One of the not-so-obvious benefits of this solution that was important in my use case is that the logic implemented in the Sign Function can be extended to add additional query attributes to the URL or headers to the request that will be available in the context of WS Connect Function, and it won’t be possible to change them since the signature is generated for the whole URL making it immutable.
Imagine a use case where clients are not aware of the type of connection they need upfront, this way the business logic in the Sign Function can determine the parameters of the request to the WebSocket API, and its back-end will handle the requests appropriately, keeping separation of concerns.
Examples of such parameters controlled by the authorization logic could be user preferences, geographical filters, type of data, time intervals to receive data through WebSockets, and any other custom metadata relevant to your use case.
In summary, the proposed solution to authorize clients’ access to a public WebSocket API in AWS involves decoupling the authorization logic from the WebSocket API back-end. By leveraging IAM authorization in WebSocket API Gateway, the authorization process is centralized, promoting better performance, scalability, flexibility, security, maintainability, reusability, and testability.
The use of AWS Signature V4 for signing WebSocket API requests further enhances security and ensures a robust role-based access control mechanism. The separation of concerns principle is upheld by offloading authorization checks to IAM, allowing the WS Connect Function to focus on processing WebSocket connections efficiently.
Please find the full implementation behind Lambdas and CloudFormation template for AWS infrastructure on GitHub: https://github.com/loginov-rocks/WebSocket-API-Gateway-IAM-Signer — it can be useful as a boilerplate for the sample WebSocket API described in the article.
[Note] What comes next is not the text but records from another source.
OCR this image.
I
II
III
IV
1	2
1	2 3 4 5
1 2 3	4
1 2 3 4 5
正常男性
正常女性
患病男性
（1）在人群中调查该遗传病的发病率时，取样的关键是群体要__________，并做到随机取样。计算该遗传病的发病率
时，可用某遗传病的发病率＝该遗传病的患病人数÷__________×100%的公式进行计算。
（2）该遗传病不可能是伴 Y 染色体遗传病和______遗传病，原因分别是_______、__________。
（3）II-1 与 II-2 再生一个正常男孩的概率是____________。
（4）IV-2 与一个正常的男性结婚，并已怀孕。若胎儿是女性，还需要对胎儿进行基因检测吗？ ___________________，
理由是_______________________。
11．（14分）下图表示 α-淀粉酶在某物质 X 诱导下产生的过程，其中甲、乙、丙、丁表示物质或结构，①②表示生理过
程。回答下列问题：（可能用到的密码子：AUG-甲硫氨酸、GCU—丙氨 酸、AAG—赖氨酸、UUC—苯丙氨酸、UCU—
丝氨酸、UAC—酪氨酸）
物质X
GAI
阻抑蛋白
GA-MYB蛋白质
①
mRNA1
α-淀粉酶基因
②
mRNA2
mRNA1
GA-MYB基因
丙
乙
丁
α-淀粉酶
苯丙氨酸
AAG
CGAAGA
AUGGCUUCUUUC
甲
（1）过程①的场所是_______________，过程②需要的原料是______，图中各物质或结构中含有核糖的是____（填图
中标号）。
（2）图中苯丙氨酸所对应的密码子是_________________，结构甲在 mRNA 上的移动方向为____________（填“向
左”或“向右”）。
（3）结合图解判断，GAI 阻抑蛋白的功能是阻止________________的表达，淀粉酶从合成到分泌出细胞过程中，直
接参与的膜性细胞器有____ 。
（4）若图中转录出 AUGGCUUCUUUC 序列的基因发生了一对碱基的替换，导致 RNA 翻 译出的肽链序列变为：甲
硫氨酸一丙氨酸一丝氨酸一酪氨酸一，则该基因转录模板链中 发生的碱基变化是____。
WS Connect and Disconnect Functions manage connections by putting and deleting the corresponding items in DynamoDB, which will also keep any of the custom headers and query parameters set by the Sign Function. WS Default Function echoes users’ messages with data stored for that connection in DynamoDB.
That’s all Folks!
Update on January 21, 2024
Please refer to my article Authorize Access to WebSocket API Gateway with Cognito describing another solution for the same problem utilizing Cognito instead of IAM.
Update on February 14, 2024
The sign function code was updated to sign requests using the query parameters authentication method — this is the only possible authentication method when establishing a WebSocket connection from the Web applications because headers are not supported in the browsers.